De novo Adam Smith, esse “comunista” incorrigível…

“Na época específica em que se fizeram essas descobertas [Américas e caminho para as ‘Índias Orientais’ pelo cabo da Boa Esperança], a superioridade de força era tão grande, favorecendo os europeus, que lhes facultou praticar com impunidade toda sorte de injustiças nesses países remotos. Doravante, talvez os nativos desses países possam fortalecer-se, ou os da Europa se enfraquecer, e talvez os habitantes de todas as diferentes regiões do mundo possam chegar à igualdade de coragem e força que, por inspirar um temor mútuo, é a única coisa capaz de intimidar a injustiça dos países independentes, levando-os a ter um pouco de respeito pelos direitos uns dos outros.”

— Adam Smith (1961, v. II, p. 141) apud Giovanni Arrighi. 1994? O Longo Século XX: dinheiro, poder e as origens de nosso tempo. Introdução.
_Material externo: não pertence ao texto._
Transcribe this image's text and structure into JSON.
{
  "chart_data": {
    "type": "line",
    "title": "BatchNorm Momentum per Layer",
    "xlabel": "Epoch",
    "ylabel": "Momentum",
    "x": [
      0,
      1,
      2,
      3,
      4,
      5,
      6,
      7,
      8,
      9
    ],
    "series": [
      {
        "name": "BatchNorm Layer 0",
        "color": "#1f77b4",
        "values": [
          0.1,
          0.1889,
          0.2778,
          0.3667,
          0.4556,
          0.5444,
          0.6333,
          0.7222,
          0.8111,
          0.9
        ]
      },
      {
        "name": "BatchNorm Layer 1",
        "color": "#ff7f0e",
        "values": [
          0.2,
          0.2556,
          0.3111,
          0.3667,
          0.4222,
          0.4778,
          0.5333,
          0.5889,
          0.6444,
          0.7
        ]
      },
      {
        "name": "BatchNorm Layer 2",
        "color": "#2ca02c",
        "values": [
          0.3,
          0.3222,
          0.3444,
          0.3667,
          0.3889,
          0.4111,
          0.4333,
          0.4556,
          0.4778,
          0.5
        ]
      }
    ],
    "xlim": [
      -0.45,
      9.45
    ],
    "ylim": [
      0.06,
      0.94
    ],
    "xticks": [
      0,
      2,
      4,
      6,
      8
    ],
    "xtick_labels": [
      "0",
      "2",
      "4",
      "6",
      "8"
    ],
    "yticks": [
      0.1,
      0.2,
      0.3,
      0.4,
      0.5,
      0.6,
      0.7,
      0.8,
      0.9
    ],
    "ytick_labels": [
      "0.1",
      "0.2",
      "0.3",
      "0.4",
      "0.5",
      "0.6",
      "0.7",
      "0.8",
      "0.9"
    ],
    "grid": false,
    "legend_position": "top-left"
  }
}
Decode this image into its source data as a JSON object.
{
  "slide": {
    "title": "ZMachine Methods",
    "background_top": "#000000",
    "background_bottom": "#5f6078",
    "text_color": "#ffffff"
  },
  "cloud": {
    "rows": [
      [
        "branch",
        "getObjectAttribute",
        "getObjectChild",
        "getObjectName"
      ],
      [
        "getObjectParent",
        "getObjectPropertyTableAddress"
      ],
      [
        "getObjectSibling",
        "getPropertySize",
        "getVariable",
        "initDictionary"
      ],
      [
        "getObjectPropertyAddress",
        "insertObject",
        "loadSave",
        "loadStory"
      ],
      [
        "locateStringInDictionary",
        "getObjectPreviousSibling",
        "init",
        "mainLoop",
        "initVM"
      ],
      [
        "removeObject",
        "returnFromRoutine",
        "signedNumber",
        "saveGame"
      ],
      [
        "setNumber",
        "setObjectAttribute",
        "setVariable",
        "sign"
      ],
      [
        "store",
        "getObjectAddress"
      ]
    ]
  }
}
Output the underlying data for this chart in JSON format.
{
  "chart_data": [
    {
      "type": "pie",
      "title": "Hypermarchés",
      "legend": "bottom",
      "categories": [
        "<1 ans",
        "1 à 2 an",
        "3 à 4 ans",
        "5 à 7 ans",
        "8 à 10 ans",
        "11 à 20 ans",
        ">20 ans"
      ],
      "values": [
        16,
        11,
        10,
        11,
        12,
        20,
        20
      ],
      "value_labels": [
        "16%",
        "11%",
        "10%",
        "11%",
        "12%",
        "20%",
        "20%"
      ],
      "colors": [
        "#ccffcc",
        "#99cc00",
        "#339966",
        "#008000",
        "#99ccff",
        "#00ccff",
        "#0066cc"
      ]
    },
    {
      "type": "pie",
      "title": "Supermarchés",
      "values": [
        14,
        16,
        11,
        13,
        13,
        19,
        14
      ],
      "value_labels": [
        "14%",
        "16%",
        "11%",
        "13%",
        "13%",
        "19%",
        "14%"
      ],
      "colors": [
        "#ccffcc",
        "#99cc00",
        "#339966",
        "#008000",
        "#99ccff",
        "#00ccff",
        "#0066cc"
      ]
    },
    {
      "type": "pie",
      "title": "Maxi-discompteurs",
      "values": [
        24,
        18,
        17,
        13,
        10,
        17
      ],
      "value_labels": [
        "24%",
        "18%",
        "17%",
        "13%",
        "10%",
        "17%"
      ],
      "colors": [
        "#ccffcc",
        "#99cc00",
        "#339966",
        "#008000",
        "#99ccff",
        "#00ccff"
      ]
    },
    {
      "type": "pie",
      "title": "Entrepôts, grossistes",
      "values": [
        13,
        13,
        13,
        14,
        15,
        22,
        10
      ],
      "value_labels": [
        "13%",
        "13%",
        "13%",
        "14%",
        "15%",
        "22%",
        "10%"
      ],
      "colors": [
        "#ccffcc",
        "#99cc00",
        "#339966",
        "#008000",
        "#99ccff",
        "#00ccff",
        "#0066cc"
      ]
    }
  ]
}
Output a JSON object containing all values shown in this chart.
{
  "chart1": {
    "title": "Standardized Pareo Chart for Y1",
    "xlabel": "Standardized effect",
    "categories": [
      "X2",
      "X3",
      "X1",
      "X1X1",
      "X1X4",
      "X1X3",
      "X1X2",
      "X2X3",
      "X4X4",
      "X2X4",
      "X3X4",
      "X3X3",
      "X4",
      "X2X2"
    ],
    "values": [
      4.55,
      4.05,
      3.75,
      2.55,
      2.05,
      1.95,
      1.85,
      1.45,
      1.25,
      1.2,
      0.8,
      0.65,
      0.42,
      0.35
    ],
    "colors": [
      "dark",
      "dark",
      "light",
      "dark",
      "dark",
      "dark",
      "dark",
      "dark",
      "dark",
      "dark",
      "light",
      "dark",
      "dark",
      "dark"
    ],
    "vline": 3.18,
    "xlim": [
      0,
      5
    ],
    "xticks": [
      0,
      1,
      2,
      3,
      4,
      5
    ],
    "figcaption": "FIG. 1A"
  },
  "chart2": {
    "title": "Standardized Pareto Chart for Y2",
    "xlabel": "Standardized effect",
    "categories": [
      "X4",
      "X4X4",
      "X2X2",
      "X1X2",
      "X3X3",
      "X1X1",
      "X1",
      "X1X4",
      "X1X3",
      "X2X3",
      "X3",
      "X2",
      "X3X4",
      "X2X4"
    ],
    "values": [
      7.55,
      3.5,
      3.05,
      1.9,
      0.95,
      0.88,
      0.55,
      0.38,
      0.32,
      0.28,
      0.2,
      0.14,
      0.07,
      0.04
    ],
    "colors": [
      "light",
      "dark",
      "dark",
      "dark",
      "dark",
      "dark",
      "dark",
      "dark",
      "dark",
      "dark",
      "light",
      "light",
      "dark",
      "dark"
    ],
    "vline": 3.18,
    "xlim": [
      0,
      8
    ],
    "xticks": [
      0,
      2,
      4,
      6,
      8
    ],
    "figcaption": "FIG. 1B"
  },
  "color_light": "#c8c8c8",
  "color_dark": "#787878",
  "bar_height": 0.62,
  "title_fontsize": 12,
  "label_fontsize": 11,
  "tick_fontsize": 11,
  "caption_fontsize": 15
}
quarta-feira, 31 de agosto de 2022

A “mão invisível” de Adam Smith não era tão invisível assim

Se alguém na história das ciências econômicas defendeu o “Estado Mínimo”, pelo visto não foi Adam Smith:

“O interesse dos negociantes, em qualquer ramo específico de comércio ou de manufatura, sempre difere sob algum aspecto do interesse público, e até se lhe opõe. O interesse dos empresários é sempre ampliar o mercado e limitar a concorrência. Ampliar o mercado muitas vezes pode ser benéfico para o interesse público, mas limitar a concorrência sempre contraria necessariamente ao interesse público, e só pode servir para possibilitar aos negociantes, pelo aumento de seus lucros acima do que seria natural, cobrar, em seu próprio benefício, uma taxa absurda dos demais concidadãos. A proposta de qualquer nova lei ou regulamento comercial que provenha de sua categoria sempre deve ser examinada com grande precaução e cautela, não devendo nunca ser adotada antes de ser longa e cuidadosamente estudada, não somente com a atenção mais escrupulosa, mas também com a maior desconfiança. É proposta que advém de uma categoria de pessoas cujo interesse jamais coincide exatamente com o do povo, as quais geralmente têm interesse em enganá-lo e mesmo oprimi-lo e que, conseqüentemente, têm em muitas oportunidades tanto iludido quanto oprimido esse povo.”